“Izzatul”, ada apa dibalik makna kata ini, mungkin saat kita disodorkan nama izzatul, maka banyak dari kita akan melanjutkan dan mensisipi kata lanjutan “Islam” atau “Jannah” yang banyak juga orang sudah mengenal menjadi sebuah icon tersendiri. Izzatul Islam sebuah nasyid haroki ternama yang anggotanya berasal dari kampus UI dan Izzatul Jannah seorang penulis FLP yang cukup produktif dalam menulis. Memang akupun juga terinspirasi dari icon – icon itu. Sebab makna bagiku menulis itu harus menjadi seni tersendiri yang mampu ‘mengalun’ dan membawa emosi pembaca saat membaca tulisan ku kelak, semirip seseeorang sedang mendengarkan lagu nasyid, menulis yang harus mudah dicerna, dihapal ‘alunan’ katan- katanya juga mudah diambil benang merah dalam tiap hikmah penulisannya. Semoga, dengan mengingat terus makna ini bagi seorang Izzatulgumam akan terus mampu untuk berazzam berlatih membina penulis dan tulisannya sendiri serta yang lebih penting adalah membina jiwa pembacanya.
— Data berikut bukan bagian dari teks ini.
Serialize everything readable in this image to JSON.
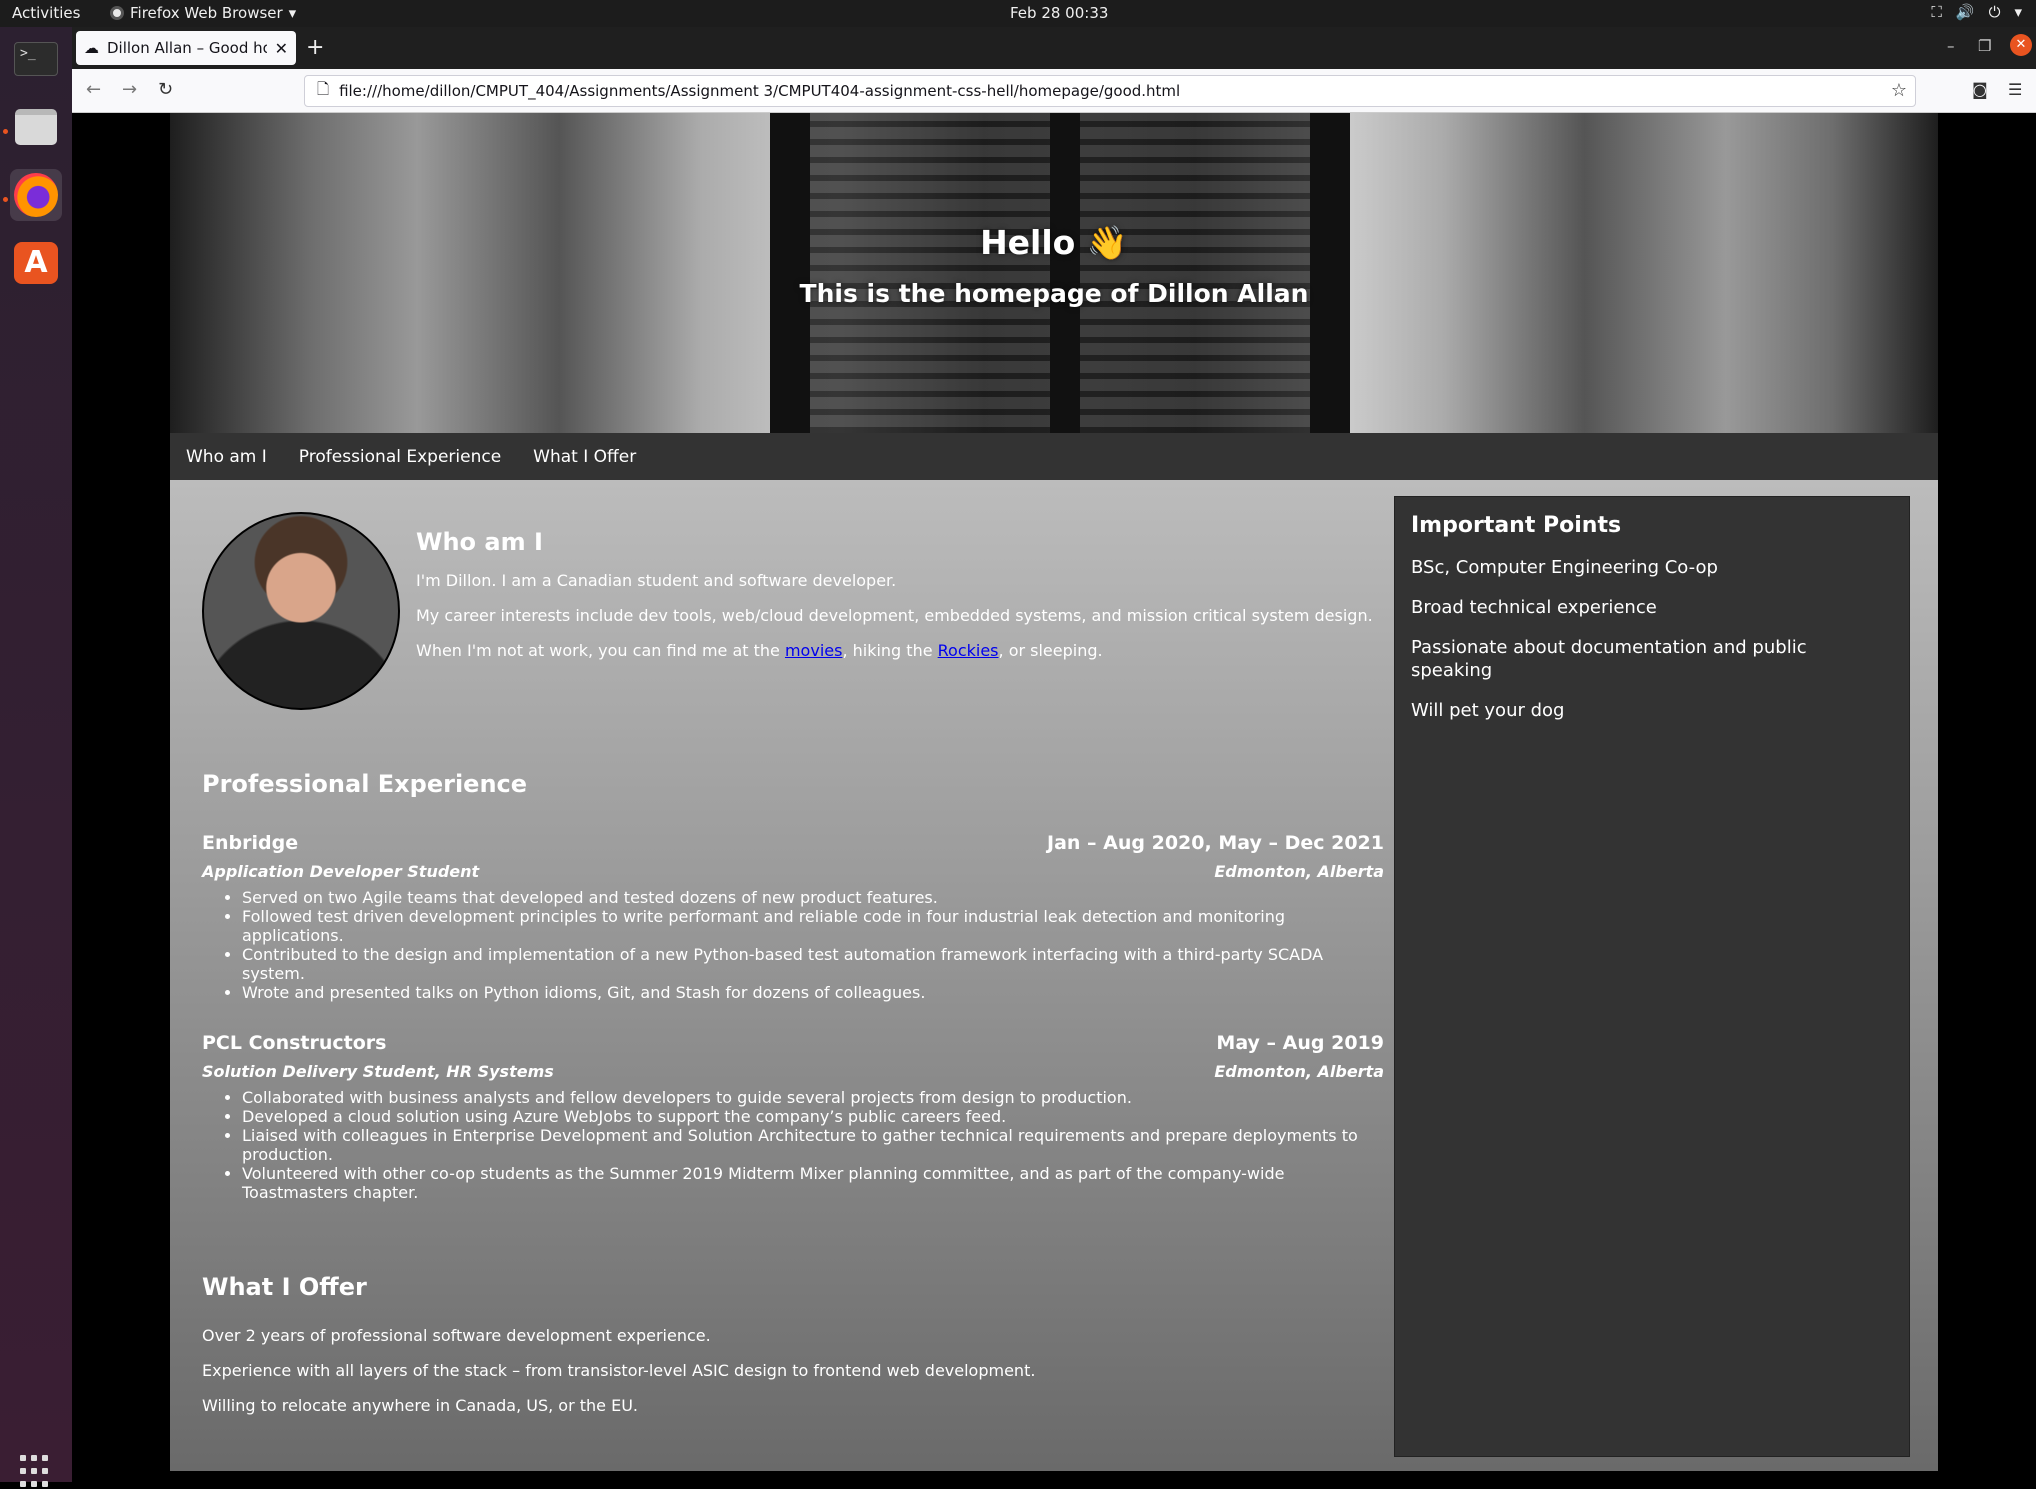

Lain hal dari kutipan nama “Gumam”, ini sebenarnya terinspirasi dari sebuah buku sederhana berjudul “Segenggam Gumam” karya mba Helvi TR yang berisi kumpulan esai – esai beliau, buku itu menggugah diriku untuk mencoba lebih serius dalam menulis, sebab di buku itu banyak dipaparkan oleh basyirah dan kepeduliannya yang tinggi tentang sastra, penulisan dan segala problematikannya. Kritisi beliau terhadap dunia buku dan penerbitan buku Islam, kritisi beliau terhadap kelemahan penulis pemula, dan pelurusan beliau tentang sastra Islam. Nama “Gumam”, ketika orang banyak mulai mengenal, semoga hal ini bisa mengingatkan ku akan banyak harapan – harapan beliau untuk bisa dilanjutkan perjuangannya. Alangkah baiknya teman – teman juga menyempatkan waktu untuk membacanya, sebab buku itu cukup merangkum idea gagasan cemerlang da’wah dalam konteks da’wah profesionalnya seorang penulis.
Tetapi tetap, apalah arti sebuah nama tanpa sebuah amal yang konkret dan kerja yang istiqomah, jadi siapapun antum dan apapun label nama antum tetaplah kebaikan nama – nama itu harus mengikuti kebaikan amal – amalnya kelak, sebab kematian itu mutlak maka menulislah lebih cepat dan berkaryalah lebih semangat.
(Izzatulgumam; Onan Said Kost, 120408).